L’impresa così ritorna a tutti gli effetti sul mercato e riacquista la sua capacità di partecipazione agli appalti pubblici e di stipulare contratti con la pubblica amministrazione, sotto la scorta di una sorta di “tutoraggio” degli organi societari, che rimangono in carica e nella pienezza dei poteri di amministrazione e gestione della società.
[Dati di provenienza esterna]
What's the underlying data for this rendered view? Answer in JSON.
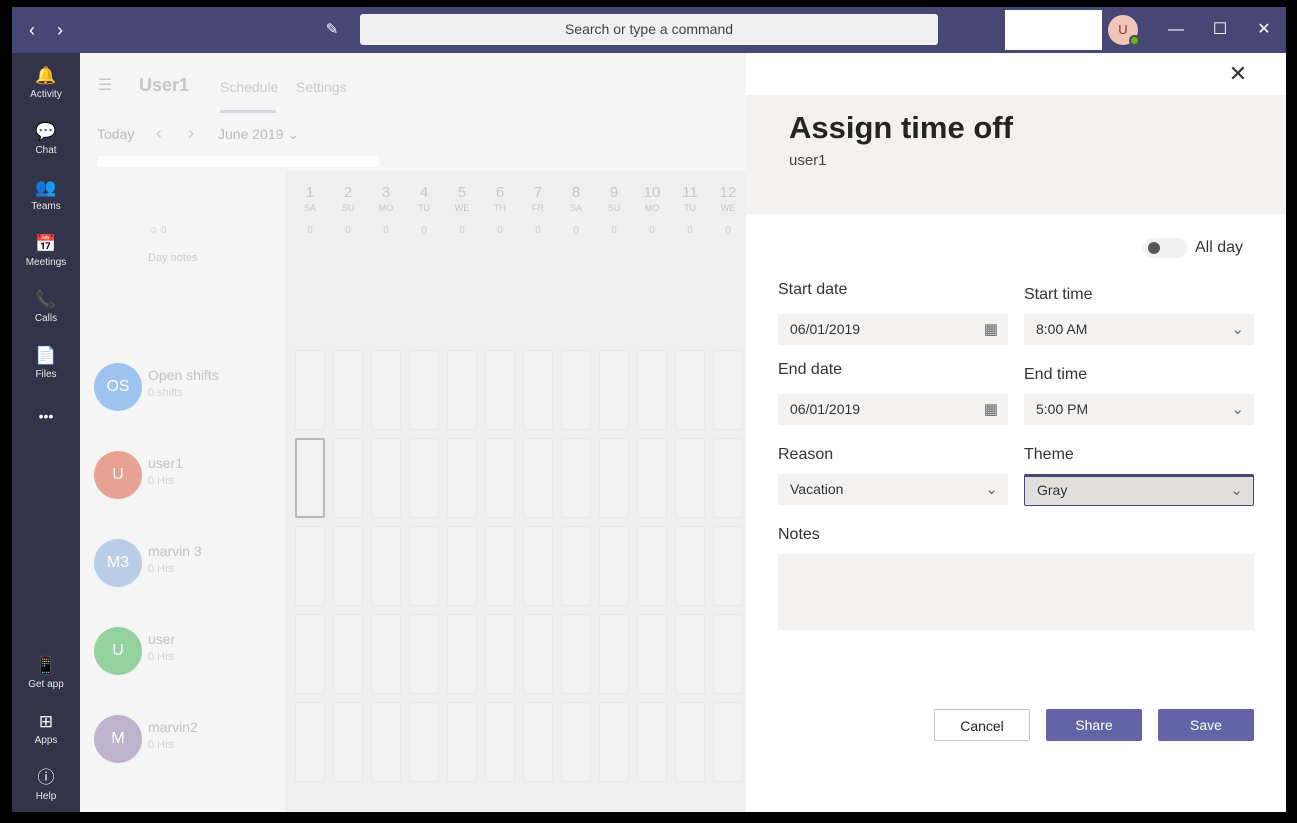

In altre parole, il Tribunale di Catanzaro ha ritenuto che la richiesta avanzata da Caruso Costruzioni fosse meritevole di accoglimento, “in quanto i fatti posti a fondamento della informazione interdittiva mafiosa, per un verso evidenziano una condizione di estraneità della società ricorrente rispetto alla consorteria mafiosa […] ovvero rispetto a imprese, a loro volta destinatarie di informazione antimafia interdittiva, con le quali l’azienda ha intrattenuto rapporti commerciali, e, per altro verso, rivelano un rischio di contaminazione , discendente da tali rapporti, di grado ridotto e modesto, eliminabile con la cessazione, ove non già avvenuta, dei rapporti di tipo economici intrattenuti con le suddette imprese, eliminazione la cui effettività può costituire oggetto di specifica verifica da parte dell'amministratore giudiziario”. -così si legge nel provvedimento dei giudici.
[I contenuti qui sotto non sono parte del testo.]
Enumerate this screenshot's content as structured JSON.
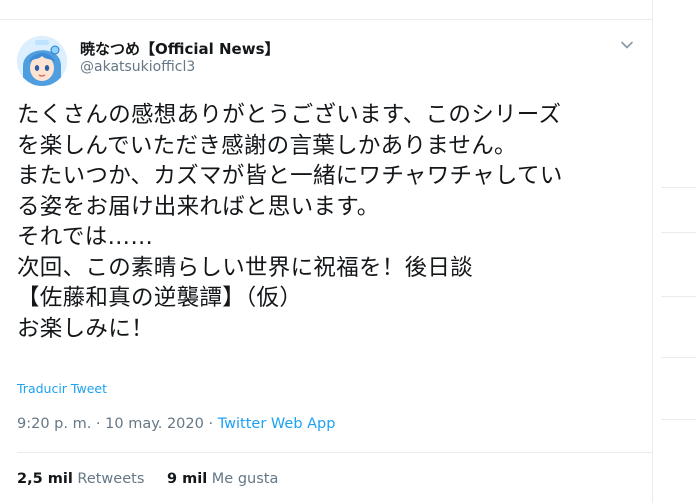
{
  "author": {
    "name": "暁なつめ【Official News】",
    "handle": "@akatsukiofficl3"
  },
  "tweet": {
    "lines": "たくさんの感想ありがとうございます、このシリーズ\nを楽しんでいただき感謝の言葉しかありません。\nまたいつか、カズマが皆と一緒にワチャワチャしてい\nる姿をお届け出来ればと思います。\nそれでは……\n次回、この素晴らしい世界に祝福を！後日談\n【佐藤和真の逆襲譚】（仮）\nお楽しみに！",
    "translate_label": "Traducir Tweet"
  },
  "meta": {
    "time": "9:20 p. m.",
    "separator": " · ",
    "date": "10 may. 2020",
    "app": "Twitter Web App"
  },
  "stats": {
    "retweets_count": "2,5 mil",
    "retweets_label": "Retweets",
    "likes_count": "9 mil",
    "likes_label": "Me gusta"
  },
  "icons": {
    "caret": "chevron-down-icon",
    "avatar": "avatar"
  },
  "colors": {
    "accent": "#1da1f2",
    "secondary_text": "#657786",
    "divider": "#e6ecf0"
  }
}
Nello stesso provvedimento si legge come “la segnalata forma di "protezione" attuata, secondo il racconto del collaboratore di giustizia, nei riguardi di alcuni cantieri in Catanzaro e da cui vorrebbe farsi discendere una sorta di permeabilità della società alle sollecitazioni provenienti da organizzazioni a connotazione mafiosa, appare essere messa in crisi da quanto segnalato dalla società nel ricorso al Tar, non contraddetto dalle altre parti, vale a dire la presentazione di numerose denunce per danneggiamenti e furti di materiale e attrezzature dai cantieri e la predisposizione di servizio di vigilanza a tutela dei cantieri stessi, da cui si ricava, in ogni caso, la determinazione della società di tutelare il proprio patrimonio attraverso il ricorso ad attività lecite”.
In ogni caso deve osservarsi che le dichiarazioni rese dal collaboratore di giustizia fanno riferimento a vicende oramai datate ed il provvedimento impugnato non enuncia ulteriori situazioni da cui possa farsi discendere o anche solo prefigurare collegamenti della società con contesti mafiosi.